Alabama, though, shot only 37.9 per cent from the field. The Tide was 4-15 (26.7 per cent) on three-point shots with the starting backcourt of Mikhail Torrance and Anthony Brock both going 0-4 from behind the arc. For the game, Torrance was 1-9 and Brock 0-5.

A bright spot for the Tide was freshman Tony Mitchell, who started in place of Senario Hillman. Hillman, who had been ejected in the previous game for a flagrant foul at Arkansas, did see action. Mitchell scored the first four points of the game with excellent putbacks. He finished shooting 5-8, including 1-2 on three-pointers, and had 11 points, 9 rebounds, and 5 blocked shots, a couple of them dramatic saves.

Chris Hines came off the bench to hit all four of his field goals and have nine points.

Despite his poor field goal shooting, Green had 16 points and 12 rebounds, but also had five turnovers. Torrance had four turnovers as Bama had 14 miscues to 10 for Tennessee. The Vols got 16 points, Bama 10 off turnovers.

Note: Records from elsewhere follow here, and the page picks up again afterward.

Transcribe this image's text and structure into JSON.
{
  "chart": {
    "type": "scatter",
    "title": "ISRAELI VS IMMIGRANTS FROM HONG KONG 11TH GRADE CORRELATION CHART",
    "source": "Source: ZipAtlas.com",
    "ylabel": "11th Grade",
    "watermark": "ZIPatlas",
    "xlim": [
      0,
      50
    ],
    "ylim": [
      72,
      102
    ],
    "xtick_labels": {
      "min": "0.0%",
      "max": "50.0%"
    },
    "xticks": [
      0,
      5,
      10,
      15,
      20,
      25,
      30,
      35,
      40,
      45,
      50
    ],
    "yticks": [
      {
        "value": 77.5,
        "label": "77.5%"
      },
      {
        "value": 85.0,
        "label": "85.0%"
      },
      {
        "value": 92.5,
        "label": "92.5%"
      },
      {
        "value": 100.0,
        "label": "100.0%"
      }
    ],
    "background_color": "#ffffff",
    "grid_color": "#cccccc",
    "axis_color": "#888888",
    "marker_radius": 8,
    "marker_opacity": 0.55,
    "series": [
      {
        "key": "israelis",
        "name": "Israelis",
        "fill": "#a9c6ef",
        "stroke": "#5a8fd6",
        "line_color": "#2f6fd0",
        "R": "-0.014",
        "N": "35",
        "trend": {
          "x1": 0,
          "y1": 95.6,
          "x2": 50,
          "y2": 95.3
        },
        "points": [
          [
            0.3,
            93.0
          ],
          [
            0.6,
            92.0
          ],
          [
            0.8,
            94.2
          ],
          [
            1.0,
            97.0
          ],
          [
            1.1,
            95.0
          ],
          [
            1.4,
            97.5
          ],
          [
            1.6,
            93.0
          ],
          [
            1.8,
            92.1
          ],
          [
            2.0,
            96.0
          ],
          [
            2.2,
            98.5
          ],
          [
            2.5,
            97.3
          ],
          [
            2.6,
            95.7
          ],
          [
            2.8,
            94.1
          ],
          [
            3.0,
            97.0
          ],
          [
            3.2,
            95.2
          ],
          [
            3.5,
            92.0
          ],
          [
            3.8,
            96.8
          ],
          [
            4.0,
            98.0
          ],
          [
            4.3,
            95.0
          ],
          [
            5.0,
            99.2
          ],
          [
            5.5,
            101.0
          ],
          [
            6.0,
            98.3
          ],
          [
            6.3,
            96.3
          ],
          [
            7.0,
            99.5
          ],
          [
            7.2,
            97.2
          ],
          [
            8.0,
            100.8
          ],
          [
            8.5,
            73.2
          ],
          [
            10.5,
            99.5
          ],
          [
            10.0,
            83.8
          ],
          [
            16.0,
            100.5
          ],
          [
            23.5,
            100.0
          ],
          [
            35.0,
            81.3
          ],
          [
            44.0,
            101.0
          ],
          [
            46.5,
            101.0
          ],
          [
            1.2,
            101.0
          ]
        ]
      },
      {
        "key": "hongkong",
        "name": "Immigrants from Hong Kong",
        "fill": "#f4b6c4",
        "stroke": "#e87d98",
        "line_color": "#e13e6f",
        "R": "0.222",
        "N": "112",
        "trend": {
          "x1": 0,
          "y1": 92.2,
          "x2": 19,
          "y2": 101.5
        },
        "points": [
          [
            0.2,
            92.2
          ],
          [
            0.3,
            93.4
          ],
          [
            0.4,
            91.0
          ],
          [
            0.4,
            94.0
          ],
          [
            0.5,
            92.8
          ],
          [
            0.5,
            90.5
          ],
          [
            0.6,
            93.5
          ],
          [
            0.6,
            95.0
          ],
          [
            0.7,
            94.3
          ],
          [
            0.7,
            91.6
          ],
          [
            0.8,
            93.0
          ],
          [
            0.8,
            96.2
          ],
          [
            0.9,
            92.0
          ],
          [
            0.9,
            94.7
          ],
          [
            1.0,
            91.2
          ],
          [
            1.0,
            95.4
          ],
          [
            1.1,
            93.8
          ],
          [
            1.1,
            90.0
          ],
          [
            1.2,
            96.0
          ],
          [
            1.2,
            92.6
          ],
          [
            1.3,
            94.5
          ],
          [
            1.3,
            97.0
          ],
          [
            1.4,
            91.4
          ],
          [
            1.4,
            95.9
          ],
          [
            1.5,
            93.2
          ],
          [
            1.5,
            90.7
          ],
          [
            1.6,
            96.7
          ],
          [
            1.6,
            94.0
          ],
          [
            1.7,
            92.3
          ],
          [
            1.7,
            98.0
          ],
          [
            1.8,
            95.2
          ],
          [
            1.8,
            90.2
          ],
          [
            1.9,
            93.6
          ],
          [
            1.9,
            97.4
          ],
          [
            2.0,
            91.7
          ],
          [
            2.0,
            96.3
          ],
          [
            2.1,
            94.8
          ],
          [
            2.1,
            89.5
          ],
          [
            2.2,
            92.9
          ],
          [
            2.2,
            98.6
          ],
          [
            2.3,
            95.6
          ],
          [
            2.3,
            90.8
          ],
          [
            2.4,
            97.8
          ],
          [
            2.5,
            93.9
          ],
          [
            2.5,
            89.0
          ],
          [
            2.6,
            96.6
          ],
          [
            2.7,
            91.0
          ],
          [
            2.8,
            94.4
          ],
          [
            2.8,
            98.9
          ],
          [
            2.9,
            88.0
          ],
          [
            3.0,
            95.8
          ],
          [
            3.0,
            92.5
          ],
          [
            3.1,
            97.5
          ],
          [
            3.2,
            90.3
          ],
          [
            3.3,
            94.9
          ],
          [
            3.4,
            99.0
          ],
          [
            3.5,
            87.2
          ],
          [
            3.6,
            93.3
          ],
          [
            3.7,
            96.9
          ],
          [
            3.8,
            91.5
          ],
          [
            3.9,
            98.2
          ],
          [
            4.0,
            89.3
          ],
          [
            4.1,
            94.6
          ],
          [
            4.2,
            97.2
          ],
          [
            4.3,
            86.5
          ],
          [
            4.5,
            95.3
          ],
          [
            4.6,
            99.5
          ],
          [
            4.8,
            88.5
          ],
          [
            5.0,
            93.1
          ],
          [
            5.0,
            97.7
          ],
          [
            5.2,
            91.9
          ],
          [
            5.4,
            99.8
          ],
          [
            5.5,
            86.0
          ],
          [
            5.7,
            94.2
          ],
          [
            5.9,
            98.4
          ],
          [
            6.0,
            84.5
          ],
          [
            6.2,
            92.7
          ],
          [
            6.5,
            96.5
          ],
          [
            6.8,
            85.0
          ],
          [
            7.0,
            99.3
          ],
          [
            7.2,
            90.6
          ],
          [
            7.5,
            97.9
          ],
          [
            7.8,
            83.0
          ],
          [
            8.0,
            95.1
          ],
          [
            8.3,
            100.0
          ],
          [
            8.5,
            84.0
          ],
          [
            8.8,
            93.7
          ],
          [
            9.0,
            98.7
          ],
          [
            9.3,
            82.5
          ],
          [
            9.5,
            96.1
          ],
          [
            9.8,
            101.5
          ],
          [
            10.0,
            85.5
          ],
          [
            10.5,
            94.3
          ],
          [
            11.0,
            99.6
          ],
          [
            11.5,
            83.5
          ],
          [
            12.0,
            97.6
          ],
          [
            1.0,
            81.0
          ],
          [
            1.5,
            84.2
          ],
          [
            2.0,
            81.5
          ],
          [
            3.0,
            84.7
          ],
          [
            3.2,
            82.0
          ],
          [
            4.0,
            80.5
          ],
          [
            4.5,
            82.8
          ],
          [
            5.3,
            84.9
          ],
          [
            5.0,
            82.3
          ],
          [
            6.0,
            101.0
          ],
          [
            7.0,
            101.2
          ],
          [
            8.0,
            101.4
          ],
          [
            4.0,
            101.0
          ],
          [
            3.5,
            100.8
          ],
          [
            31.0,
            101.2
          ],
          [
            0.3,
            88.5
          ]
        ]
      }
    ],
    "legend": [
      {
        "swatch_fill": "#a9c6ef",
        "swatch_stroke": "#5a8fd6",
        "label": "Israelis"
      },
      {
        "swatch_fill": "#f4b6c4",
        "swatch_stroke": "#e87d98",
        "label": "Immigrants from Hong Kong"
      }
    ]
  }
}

Tennessee was led by Scotty Hopson with 17 points. Back-up forward Kenny Hall had a double-double for the Vols, 12 points and 10 rebounds.

Grant said that Tennessee is an explosive team and it was a goal to limit the Vols' points in transition. He thought the Tide did a good job of that.

"We've got to find a way to generate more offense," Grant said. "We have to continue to develop our team, individually and collectively, to go out and make some plays."

Grant said, "We're under-sized and under-skilled. I don't know if there will be a (conference) game where we line up and say we have more talent."